Editor: Dana S. Dunn
Publisher: Oxford University Press – 927 pages
Book Review by: Laxmi Chaandi

This book has been written primarily for college- and university-level teachers of psychology. It provides comprehensive coverage of teaching, pedagogy, and professional issues in psychology. It has been developed to help psychology educators improve their performance in all aspects of their work, from teaching their first courses to developing their careers to serving as department or program administrators.

This book could also be useful to teachers of social sciences such as education, political science and sociology.

Specifically, this book has been developed to provide you, the aspiring or already practicing psychology educator, professional advice on:

  • Administrative and professional issues such as building your career, chairing a department, organizing a curriculum, and conducting assessment
  • Advice on student advising
  • Best practices in teaching psychology
  • Creation of courses
  • Choosing content for each course
  • Classroom management and strategies

Ninety-six people from academia and research centers in the United States and Canada contributed content for this book. Most of them work in the psychology departments of colleges and universities. They are the authors of 67 chapters organized around five Parts named below:

  1. Background and Introduction
  2. Pedagogy and Practice Issues
  3. Teaching the Topical Areas
  4. Preparing Students for Life After Graduation
  5. Emerging Topics

Some important themes you’ll find throughout this book are the following, in alphabetical order:

  • Assessment issues
  • Attention to diversity
  • Faculty development
  • Pedagogical innovations
  • Psychological literacy
  • Scholarship of teaching and learning
  • Student learning

Millions of college students take psychology courses either as required subjects in their curriculum or as an available elective. This will likely be their only exposure to psychology. Dana Dunn writes that psychology educators should make sure that that experience be an important and positive one, by properly presenting the full breadth and depth of the subject to the students, including the “liberally educating values inherent in psychology.”

Then there are those who take psychology as their major in college. In the 2010-2011 period there were some 97,000 people who received a bachelor’s degree in psychology.

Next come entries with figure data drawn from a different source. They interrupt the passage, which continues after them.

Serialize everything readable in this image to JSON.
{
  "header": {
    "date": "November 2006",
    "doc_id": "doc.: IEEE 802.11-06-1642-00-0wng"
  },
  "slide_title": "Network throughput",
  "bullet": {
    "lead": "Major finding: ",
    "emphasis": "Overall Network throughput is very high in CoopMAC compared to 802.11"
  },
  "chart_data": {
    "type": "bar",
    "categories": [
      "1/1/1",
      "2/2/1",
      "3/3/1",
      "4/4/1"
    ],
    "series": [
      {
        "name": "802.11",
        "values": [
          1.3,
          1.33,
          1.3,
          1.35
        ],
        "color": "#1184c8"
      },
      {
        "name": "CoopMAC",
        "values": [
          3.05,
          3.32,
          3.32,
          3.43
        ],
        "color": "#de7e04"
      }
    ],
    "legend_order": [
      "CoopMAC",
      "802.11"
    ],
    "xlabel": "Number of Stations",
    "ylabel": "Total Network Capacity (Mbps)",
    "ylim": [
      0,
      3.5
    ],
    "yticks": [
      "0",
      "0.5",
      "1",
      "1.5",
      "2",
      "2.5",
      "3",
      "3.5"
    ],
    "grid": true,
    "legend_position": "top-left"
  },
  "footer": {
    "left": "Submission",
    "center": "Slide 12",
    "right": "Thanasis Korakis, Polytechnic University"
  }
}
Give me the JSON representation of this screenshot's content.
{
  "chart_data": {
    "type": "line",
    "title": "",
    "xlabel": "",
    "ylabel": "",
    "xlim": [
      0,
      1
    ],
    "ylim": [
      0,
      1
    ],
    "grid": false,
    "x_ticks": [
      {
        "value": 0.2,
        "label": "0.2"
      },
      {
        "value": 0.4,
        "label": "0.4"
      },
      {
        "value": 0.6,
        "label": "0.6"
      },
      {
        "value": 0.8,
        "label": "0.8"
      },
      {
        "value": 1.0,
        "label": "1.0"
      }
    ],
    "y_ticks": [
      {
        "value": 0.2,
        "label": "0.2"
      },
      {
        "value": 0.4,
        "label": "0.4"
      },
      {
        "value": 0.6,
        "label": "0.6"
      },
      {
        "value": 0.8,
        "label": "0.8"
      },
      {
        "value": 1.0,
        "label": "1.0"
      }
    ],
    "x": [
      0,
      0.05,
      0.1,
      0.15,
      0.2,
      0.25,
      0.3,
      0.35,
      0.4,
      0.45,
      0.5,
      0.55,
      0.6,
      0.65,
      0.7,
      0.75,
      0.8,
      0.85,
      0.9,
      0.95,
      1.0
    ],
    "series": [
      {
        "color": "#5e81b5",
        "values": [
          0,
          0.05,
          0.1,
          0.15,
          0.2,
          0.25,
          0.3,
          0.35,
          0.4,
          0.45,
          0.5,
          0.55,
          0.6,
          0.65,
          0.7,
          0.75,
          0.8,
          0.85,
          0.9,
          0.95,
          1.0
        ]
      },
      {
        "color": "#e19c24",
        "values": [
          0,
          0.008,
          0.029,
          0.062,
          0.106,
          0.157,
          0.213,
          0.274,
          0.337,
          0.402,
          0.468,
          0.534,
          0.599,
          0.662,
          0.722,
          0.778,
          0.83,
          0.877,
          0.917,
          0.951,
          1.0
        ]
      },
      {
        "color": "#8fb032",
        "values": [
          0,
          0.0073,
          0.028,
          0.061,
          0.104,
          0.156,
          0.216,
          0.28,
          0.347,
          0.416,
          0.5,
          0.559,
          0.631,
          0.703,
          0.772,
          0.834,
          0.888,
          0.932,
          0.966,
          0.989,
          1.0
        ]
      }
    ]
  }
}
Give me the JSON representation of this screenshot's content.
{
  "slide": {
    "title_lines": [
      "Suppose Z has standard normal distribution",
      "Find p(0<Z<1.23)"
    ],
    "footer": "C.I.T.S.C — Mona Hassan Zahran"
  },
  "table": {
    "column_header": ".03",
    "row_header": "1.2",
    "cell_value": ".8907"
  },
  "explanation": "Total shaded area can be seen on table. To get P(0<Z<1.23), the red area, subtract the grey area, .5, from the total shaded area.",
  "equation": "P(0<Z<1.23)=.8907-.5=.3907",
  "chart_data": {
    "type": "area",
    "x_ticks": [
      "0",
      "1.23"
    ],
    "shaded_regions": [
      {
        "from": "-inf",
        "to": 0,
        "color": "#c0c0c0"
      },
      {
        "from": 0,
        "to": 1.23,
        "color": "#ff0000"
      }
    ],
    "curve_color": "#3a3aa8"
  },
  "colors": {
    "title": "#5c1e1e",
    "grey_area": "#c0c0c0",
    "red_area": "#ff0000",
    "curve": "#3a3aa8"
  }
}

But most of them did not become psychologists or even work in fields allied to psychology. But what they (and others, in years prior and subsequent to 2010-2011) learned in the major – the analytical perspectives, research methods, techniques and tools – served as important aids in whatever careers they pursued.

Dana Dunn’s main message in the book is in Chapter 1, Psychology Education: An overview of Opportunities. I believe it is this: learning and teaching psychology is very important, and as teachers of psychology, we must do our very best to prepare our students to become good teachers of this very exciting, promising, and useful field because it can truly enhance the quality of our lives of all of us.

In the concluding chapter (67) he presents to us five ‘modest marching orders’ and they are:

  1. Share Psychology’s Knowledge Base
  2. Promote Scientific Inquiry and Thinking
  3. Encourage Effective Communication
  4. Enhance Ethical and Social Responsibility in a Diverse World
  5. Ensure Professional Development

This is an excellent book for everyone, and every psychology teacher should have a copy of it.

 

Editor:

Dana S. Dunn, PhD is a Professor of Psychology and Assistant Dean for Special Projects at Moravian College in Bethlehem, Pennsylvania. A social psychologist by training, his scholarship examines learning, liberal education, and teaching as well as the social psychology of disability. Dunn received the Charles L. Brewer Award for Distinguished Teaching of Psychology from the American Psychological Foundation in 2013. He is Editor-in-Chief of Oxford Biographies: Psychology.